Alongside Wright's tensions with the socialist intellectuals who hosted his visit, we also hear other Indonesian voices engaged with the work of Wright and other African-American authors, including Pramoedya Ananta Toer, who opposed the 'universal humanism' of the Konfrontasi group to focus on social realism. In 1977, Goenawan Mohammed, one of Indonesia’s most respected intellectuals today, drew on Wright's linking of politics to the human heart to call for a rehabilitation of politics as a concept. The collection also speaks to the failures of historical memory by both Wright's biographers as well as Indonesian writers in privileging English-language sources over Indonesian voices and memories.
In addition, the sourcebook gives us a glimpse of the way the Bandung conference was experienced by Indonesians, a subject on which we know surprisingly little despite the plethora of recent scholarship about the event.
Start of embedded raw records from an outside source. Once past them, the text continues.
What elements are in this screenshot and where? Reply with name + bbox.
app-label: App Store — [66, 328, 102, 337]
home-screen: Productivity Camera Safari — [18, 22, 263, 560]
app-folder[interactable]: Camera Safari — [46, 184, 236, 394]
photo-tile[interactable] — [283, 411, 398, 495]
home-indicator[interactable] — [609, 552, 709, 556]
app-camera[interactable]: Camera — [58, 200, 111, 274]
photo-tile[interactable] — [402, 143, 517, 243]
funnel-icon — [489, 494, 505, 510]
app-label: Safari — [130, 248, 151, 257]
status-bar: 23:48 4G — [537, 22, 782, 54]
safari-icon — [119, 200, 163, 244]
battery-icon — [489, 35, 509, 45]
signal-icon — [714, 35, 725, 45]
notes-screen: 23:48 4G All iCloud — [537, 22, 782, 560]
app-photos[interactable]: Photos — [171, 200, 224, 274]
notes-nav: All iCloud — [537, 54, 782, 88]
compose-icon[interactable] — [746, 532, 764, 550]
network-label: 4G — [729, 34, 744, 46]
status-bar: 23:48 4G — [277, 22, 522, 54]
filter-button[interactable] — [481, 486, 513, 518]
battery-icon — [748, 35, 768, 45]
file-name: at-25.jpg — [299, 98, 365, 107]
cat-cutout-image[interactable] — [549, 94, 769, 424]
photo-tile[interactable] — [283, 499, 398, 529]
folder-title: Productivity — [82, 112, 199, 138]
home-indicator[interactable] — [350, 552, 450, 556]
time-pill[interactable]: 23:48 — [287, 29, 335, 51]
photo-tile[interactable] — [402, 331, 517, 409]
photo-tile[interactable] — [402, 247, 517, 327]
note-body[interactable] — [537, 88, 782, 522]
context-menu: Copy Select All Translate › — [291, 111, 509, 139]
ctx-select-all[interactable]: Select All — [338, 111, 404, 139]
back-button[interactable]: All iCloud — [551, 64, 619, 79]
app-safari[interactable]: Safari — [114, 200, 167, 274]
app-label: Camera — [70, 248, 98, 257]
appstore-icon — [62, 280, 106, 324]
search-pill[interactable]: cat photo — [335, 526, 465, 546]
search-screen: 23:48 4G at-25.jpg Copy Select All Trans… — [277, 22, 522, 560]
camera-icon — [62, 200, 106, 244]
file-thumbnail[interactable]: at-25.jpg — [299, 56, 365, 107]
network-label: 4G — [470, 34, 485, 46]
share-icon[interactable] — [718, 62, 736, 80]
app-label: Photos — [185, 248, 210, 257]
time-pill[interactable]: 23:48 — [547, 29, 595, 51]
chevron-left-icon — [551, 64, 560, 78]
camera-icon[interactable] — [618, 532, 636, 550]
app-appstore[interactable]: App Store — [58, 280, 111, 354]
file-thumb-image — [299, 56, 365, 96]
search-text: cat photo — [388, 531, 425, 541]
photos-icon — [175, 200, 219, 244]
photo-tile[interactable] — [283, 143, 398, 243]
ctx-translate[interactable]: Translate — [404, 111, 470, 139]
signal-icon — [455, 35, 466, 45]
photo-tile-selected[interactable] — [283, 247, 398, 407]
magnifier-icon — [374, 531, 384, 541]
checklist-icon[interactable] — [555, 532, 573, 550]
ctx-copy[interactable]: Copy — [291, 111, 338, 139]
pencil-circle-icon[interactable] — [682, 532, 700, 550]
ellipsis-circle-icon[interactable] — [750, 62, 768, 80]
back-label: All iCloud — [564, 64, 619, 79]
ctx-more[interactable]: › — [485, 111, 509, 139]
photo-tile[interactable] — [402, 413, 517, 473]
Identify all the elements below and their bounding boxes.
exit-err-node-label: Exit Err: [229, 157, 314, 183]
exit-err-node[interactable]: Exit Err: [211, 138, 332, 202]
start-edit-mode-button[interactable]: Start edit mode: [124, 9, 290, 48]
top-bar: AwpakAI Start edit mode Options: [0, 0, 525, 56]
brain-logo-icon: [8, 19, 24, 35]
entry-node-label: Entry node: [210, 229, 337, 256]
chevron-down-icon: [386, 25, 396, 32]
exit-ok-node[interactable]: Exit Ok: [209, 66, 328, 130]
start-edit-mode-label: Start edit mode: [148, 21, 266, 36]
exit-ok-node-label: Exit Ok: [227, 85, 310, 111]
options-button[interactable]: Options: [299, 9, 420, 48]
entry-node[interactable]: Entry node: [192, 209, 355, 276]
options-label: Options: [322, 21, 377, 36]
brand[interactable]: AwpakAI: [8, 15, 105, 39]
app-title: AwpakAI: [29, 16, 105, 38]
Translated articles from the Indonesian press show Indonesian high school students assailing delegates on the street for autographs; an oral history reveals how Bandung’s Indian community came together to meet Jawaharlal Nehru. For a conference that was so carefully ‘staged’ before the eyes of the world, we also get a sense of behind-the-scenes politics, as in the reluctance of the wives of Indonesian officials to entertain the second wife of a visiting head of state entering into a polygamous marriage. Lubis's newspaper disparaged the conference organisers for providing Wright, together with a Japanese journalist, with a dingy hotel room close to the toilets.
In compiling this sourcebook, Roberts and Foulcher have provided an important and nuanced exploration of tensions that underlie transnational networks. Behind the scenes of an event that symbolised Afro-Asian solidarity, we get a deeper sense of the way in which ideas were employed by African-American and Asian intellectuals who conversed, disagreed, and drew from each other to advocate their cause over the course of decades. The project of post-colonial studies has involved the necessary rewriting of the canon of intellectual history to include the black and minority voices; Roberts and Foulcher show that the canon of post-colonial thought is also implicated in marginalising the multiple voices in the Global South that participated in the reimagining of the post-colonial world, and have begun the important work of remedying this.
References
Feith, Herbert (1962) The Decline of Constitutional Democracy in Indonesia. Ithaca, NY: Cornell University Press.
Foulcher, Keith (2012) Bringing the world back home: Cultural traffic in Konfrontasi. In: Lindsay, Jennifer and Liem, Maya H. T. (eds) Heirs to World Culture: Being Indonesian 1950-1965. Leiden: KITLV Press, 31–56.
Lindsay, Jennifer (2012) Heirs to world culture, 1950-1965. In: Lindsay, Jennifer and Liem, Maya H. T. (eds) Heirs to World Culture: Being Indonesian 1950-1965. Leiden: KITLV Press, 1–30.
Shimazu, Naoko (2014) Diplomacy as theatre: Staging the Bandung Conference of 1955. Modern Asian Studies 48(1): 225–52.
Wright, Richard (1956) The Colour Curtain: A Report on the Bandung Conference. London: Dobson.